Acadia 4
October 14th, 2006OK….before you all get ready to toss me in the cyber-wastebasket, I’ll share a few (ok…it got to be more than a few….) more photos from the ride, then switch back to something quilty, I think….. Here is a blue heron walking behind a beaver lodge!
We went down to the shore near the tent again and Paul and the boys found many, many starfish like this one (on Paul’s hand):
And Eli found the itty-bittiest starfish (or, to be more PC, “Seastar”) I’ve ever seen….yes, that little bitty thing on the tip of his not-so-very-big 8 year old fingertip is a seastar:
On the way to the tent I took a picture of this calcified kelp on top of a rock. No, I have no idea why I love the way it looks, I just do:
And no Maine series of pictures is good without rocks…I love the jaggedness combined with regularity in this heap pushing up out of the earth:
and then there was this cloud hovering over the horizon to the south that looked like a pteranosaur (for those who don’t have young sons into dinosaurs, those were the huge flying dinosaurs):
We had our last fire that night and used the last bit of wood we had with us…next time I’ll bring the tripod!

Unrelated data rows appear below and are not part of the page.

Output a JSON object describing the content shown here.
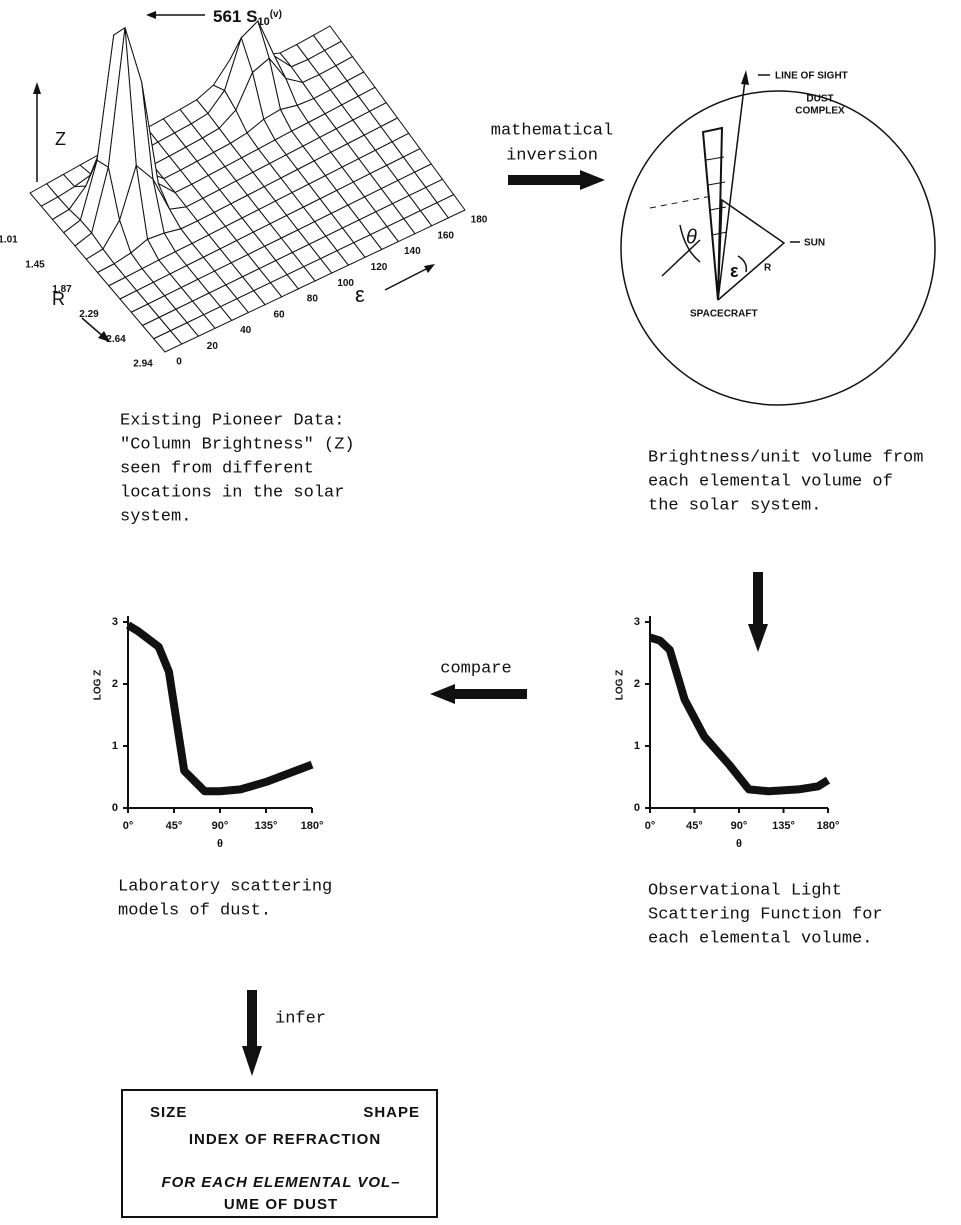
{
  "surface_plot": {
    "peak_label": {
      "value": "561",
      "unit": "S",
      "sub": "10",
      "sup": "(v)"
    },
    "z_label": "Z",
    "r_label": "R",
    "e_label": "ε",
    "r_ticks": [
      1.01,
      1.45,
      1.87,
      2.29,
      2.64,
      2.94
    ],
    "e_ticks": [
      0,
      20,
      40,
      60,
      80,
      100,
      120,
      140,
      160,
      180
    ]
  },
  "inversion_label": [
    "mathematical",
    "inversion"
  ],
  "geometry": {
    "line_of_sight": "LINE OF SIGHT",
    "dust_complex": [
      "DUST",
      "COMPLEX"
    ],
    "sun": "SUN",
    "spacecraft": "SPACECRAFT",
    "theta": "θ",
    "epsilon": "ε",
    "r": "R"
  },
  "captions": {
    "pioneer": [
      "Existing Pioneer Data:",
      "\"Column Brightness\" (Z)",
      "seen from different",
      "locations in the solar",
      "system."
    ],
    "brightness": [
      "Brightness/unit volume from",
      "each elemental volume of",
      "the solar system."
    ],
    "laboratory": [
      "Laboratory scattering",
      "models of dust."
    ],
    "observational": [
      "Observational Light",
      "Scattering Function for",
      "each elemental volume."
    ]
  },
  "compare_label": "compare",
  "infer_label": "infer",
  "result_box": {
    "size": "SIZE",
    "shape": "SHAPE",
    "index": "INDEX OF REFRACTION",
    "volume": [
      "FOR EACH ELEMENTAL VOL–",
      "UME OF DUST"
    ]
  },
  "chart_data": [
    {
      "type": "line",
      "xlabel": "θ",
      "ylabel": "LOG Z",
      "color": "#111111",
      "x": [
        0,
        10,
        30,
        40,
        55,
        75,
        90,
        110,
        135,
        180
      ],
      "values": [
        2.95,
        2.85,
        2.6,
        2.2,
        0.6,
        0.27,
        0.27,
        0.3,
        0.42,
        0.7
      ],
      "xlim": [
        0,
        180
      ],
      "ylim": [
        0,
        3
      ],
      "xticks": [
        {
          "value": 0,
          "label": "0°"
        },
        {
          "value": 45,
          "label": "45°"
        },
        {
          "value": 90,
          "label": "90°"
        },
        {
          "value": 135,
          "label": "135°"
        },
        {
          "value": 180,
          "label": "180°"
        }
      ],
      "yticks": [
        0,
        1,
        2,
        3
      ]
    },
    {
      "type": "line",
      "xlabel": "θ",
      "ylabel": "LOG Z",
      "color": "#111111",
      "x": [
        0,
        10,
        20,
        35,
        55,
        80,
        100,
        120,
        150,
        170,
        180
      ],
      "values": [
        2.75,
        2.7,
        2.55,
        1.75,
        1.15,
        0.7,
        0.3,
        0.27,
        0.3,
        0.35,
        0.45
      ],
      "xlim": [
        0,
        180
      ],
      "ylim": [
        0,
        3
      ],
      "xticks": [
        {
          "value": 0,
          "label": "0°"
        },
        {
          "value": 45,
          "label": "45°"
        },
        {
          "value": 90,
          "label": "90°"
        },
        {
          "value": 135,
          "label": "135°"
        },
        {
          "value": 180,
          "label": "180°"
        }
      ],
      "yticks": [
        0,
        1,
        2,
        3
      ]
    }
  ]
}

On Monday, before heading home to meet the chimney cleaners, we drove up to the top of Cadillac Mountain. It is not only the highest point on Mount Desert Island, but apparently the highest point on the Eastern seaboard. Here is a shot looking towards the mainland:
And here I LOVE the grooves left by the moving glaciers that carved out the rivers, peninsulas and bays of coastal Maine:
And a final, quintessentially Maine shot….of the lichen on the rocks, the berries waiting for winter, and the “barrens” of the high hills.